Diplomatie : avalanche de frissons à Yaoundé

Ces derniers temps, d’aucuns seraient en train de se féliciter de voir Lejeune Mbella Mbella et René Emmanuel Sadi transformer leurs ministères respectifs en décorum d’une diplomatie de plus en plus active au Cameroun.

Confrontés à la tonalité critique de l’actualité dans le pays, le Minrex et le Mincom se ressourcent dans l’ingénierie diplomatique pour des ajustements de circonstance. Le 7 février dernier par exemple, René Emmanuel Sadi a reçu en audience l’ambassadeur des États-Unis au Cameroun. Au terme de la rencontre avec Peter Henry Barlerin, tout est resté cambré dans la domestication des informations relatives à la suspension de l’aide américaine.

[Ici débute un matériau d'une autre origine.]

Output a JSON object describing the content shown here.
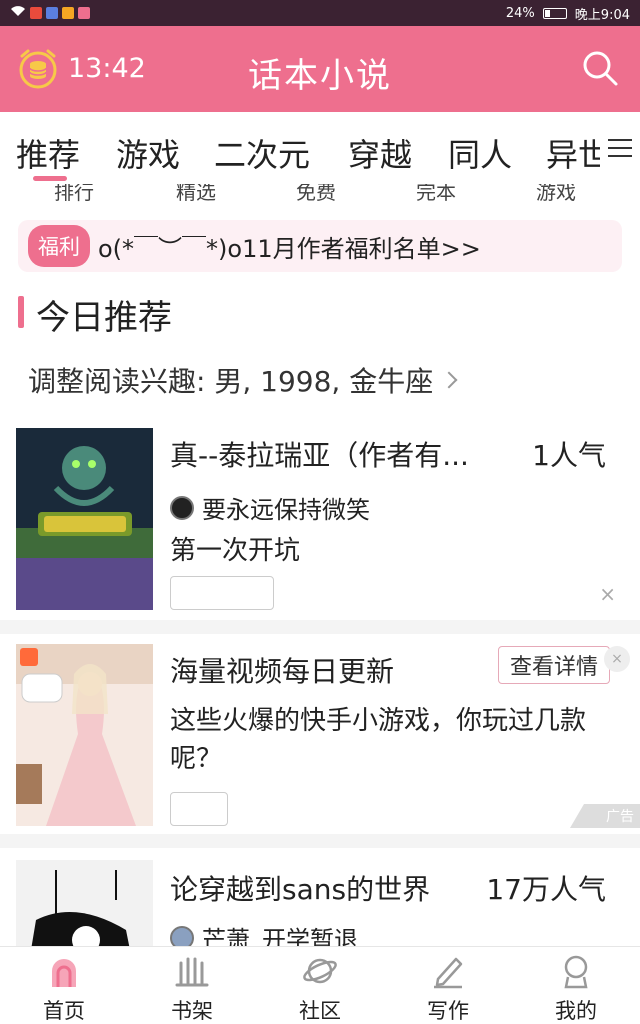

Sur le coup, les propos du plénipotentiaire du pays de l’Oncle Sam ancrent une posture diplomatique construite depuis des mois par Washington, vis-à-vis de Yaoundé. «En procédant à un décryptage des différents ressorts langagiers de l’hôte de René Emmanuel Sadi sur le sujet, l’on constate qu’il a juste usé de deux choses : des formules nobles et un serment vibrant qui n’ont pas démenti le froid entre les deux parties. Tout ça, c’est pour servir d’antidote au harcèlement médiatique», affirme Marc-Robert Kankeu. De l’avis de ce ministre plénipotentiaire à la retraite, le maillage linguistique de Peter Henry Barlerin inaugure moins une ère de la franchise et du parler-vrai. «Il y a une vérité connue et qui donne des frissons», conclut-il.

Lignes de crête
Quelques jours auparavant (le 4 février 2019), le successeur d’Issa Tchiroma Bakary a choisi d’affronter le vent gonflé par la colère de l’ambassade d’Israël au Cameroun. Avant que ne s’élargissent les failles d’une éventuelle tectonique diplomatique avec le peuple juif, le membre du gouvernement a présenté les excuses officielles de Yaoundé, au lendemain des déclarations controversées de Jean de Dieu Momo (ministre délégué à la Justice) sur les antennes de la télévision nationale camerounaise (CRTV).

«Sur le plan diplomatique, soutient François Minyem, tout laisse à croire qu’au cœur de cette affaire tout est à prendre tel que présenté aux médias. Mais aux marges du communiqué, le gouvernement frissonne». L’internationaliste va plus loin: «Le Mincom a juste redit une doxa dont il est tout autant le produit que le messager. Mais il est évident qu’on tremble. Vu sous cet angle, Yaoundé se cherche une double ligne de crête. La première : diluer la peur qu’il ne soit plus soutenu par ses alliés occidentaux, suite au choix porté sur les puissances asiatiques en début d’année. En ce sens, Paris et Berlin pourraient être soupçonnées de laisser-faire, eu égard au saccage des ambassades camerounaises dans ces villes. La seconde : réinvestir de sa capacité à maîtriser le cours des événements».